Bohol, Filipinas

Filipinas do Outro Mundo


Chocolate hills

As famosas montanhas de chocolate de Bohol, nesta altura verdejantes devido à chuva abundante.

De Olho em Tudo

Um exemplar de társio, um primata diminuto, excêntrico e em extinção que subsiste em Bohol.

Abençoada condução

Condutor no seu jeepney, o veículo de transporte filipino, criado a partir de jeeps deixados pelos americanos na 2a Guerra Mundial.

Casa histórica

Casa colonial secular de Bohol, objecto da preocupação de um grupo de conservacionistas de Bohol.

À Luz de Vela

Dona de uma casa antiga de Bohol observa visitantes da ilha a examinarem o exterior desgastado do seu lar.

Um Convívio Lugúbre

Amigas conversam no interior lugubre de uma casa antiga de Bohol.

Blood Compact

O monumento Blood Compact, que celebra a primeira paz entre colonos espanhóis e os indígenas.

Fé na Penumbra

Altar católico de uma das várias casas palafitanas de Bohol, lares que despertaram a atenção de um grupo de personagens influentes da ilha.

Caravana jeepney

Jeepney exuberante numa estrada do interior de Bohol.

“May Peace Prevail”

Casal fotografa-se com as Chocolate Hills em fundo.

Legado Comercial

Placard antigo de uma velha loja de Bohol antes pertença a duas irmãs com nome muito familiar.

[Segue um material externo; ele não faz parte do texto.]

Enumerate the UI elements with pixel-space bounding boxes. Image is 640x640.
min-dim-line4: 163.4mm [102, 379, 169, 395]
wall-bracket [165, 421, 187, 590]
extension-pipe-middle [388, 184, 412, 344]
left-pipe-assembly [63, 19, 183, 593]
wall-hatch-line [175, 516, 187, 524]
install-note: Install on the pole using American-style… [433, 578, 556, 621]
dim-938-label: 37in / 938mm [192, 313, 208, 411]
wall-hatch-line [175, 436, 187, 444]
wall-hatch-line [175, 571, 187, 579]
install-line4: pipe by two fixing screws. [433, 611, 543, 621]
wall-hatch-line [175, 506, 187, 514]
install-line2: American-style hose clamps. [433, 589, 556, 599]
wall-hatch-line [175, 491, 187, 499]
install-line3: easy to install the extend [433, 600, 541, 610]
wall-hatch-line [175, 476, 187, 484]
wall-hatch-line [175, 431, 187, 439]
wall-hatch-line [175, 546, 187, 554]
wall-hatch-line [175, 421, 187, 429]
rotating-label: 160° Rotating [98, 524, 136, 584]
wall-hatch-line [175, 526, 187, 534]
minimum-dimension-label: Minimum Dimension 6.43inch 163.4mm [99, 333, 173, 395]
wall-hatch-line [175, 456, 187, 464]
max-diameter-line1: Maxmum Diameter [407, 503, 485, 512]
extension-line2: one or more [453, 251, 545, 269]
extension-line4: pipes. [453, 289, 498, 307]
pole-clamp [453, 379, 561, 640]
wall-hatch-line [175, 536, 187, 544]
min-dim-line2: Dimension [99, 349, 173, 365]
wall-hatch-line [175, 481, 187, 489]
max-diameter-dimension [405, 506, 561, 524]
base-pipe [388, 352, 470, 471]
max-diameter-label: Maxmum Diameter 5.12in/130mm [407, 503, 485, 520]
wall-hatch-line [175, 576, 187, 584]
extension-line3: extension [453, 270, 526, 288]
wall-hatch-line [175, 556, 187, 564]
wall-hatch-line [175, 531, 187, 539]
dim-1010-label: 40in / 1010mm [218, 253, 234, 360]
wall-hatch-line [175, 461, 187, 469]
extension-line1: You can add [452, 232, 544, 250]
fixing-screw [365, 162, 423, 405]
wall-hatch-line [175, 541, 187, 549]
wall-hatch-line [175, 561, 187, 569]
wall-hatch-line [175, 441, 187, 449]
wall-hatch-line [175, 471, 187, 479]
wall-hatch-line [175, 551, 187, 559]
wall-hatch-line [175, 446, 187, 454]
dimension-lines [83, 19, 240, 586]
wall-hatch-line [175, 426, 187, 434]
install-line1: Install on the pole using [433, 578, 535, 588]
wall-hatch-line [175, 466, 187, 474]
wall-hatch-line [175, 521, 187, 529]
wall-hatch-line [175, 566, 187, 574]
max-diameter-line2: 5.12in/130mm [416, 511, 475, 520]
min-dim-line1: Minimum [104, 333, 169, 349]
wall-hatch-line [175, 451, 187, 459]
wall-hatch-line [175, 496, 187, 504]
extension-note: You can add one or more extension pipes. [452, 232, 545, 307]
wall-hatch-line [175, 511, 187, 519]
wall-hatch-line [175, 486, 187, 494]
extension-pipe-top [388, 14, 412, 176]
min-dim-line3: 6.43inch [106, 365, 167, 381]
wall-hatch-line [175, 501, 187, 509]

O arquipélago filipino estende-se por 300.000 km2 de oceano Pacífico. No grupo Visayas, Bohol abriga pequenos primatas com aspecto alienígena e colinas extraterrenas a que chamaram Chocolate Mountains

A probabilidade de se visitar as Filipinas sem dar conta de Bohol é quase nula. Disso se encarregou a autoridade de turismo nacional. Logo à chegada ao aeroporto de Manila, as brochuras promocionais do país destacam um animal de olhos esbugalhados agarrado a uma árvore

e sobre um fundo formado por vários outeiros demasiado redondos e verdejantes para parecerem reais.

Apesar de Bohol ter velhas igrejas hispânicas impressionantes, construídas em grande parte com coral, foram aqueles os trunfos escolhidos pelo governo para atrair visitantes. E também por empresas e marcas que lhes associam os seus produtos e serviços e os exibem na TV e na imprensa.

Não custa reconhecer que a estranha combinação nos despertou a curiosidade ao ponto de escolhermos a ilha  como uma de várias escalas no vasto arquipélago.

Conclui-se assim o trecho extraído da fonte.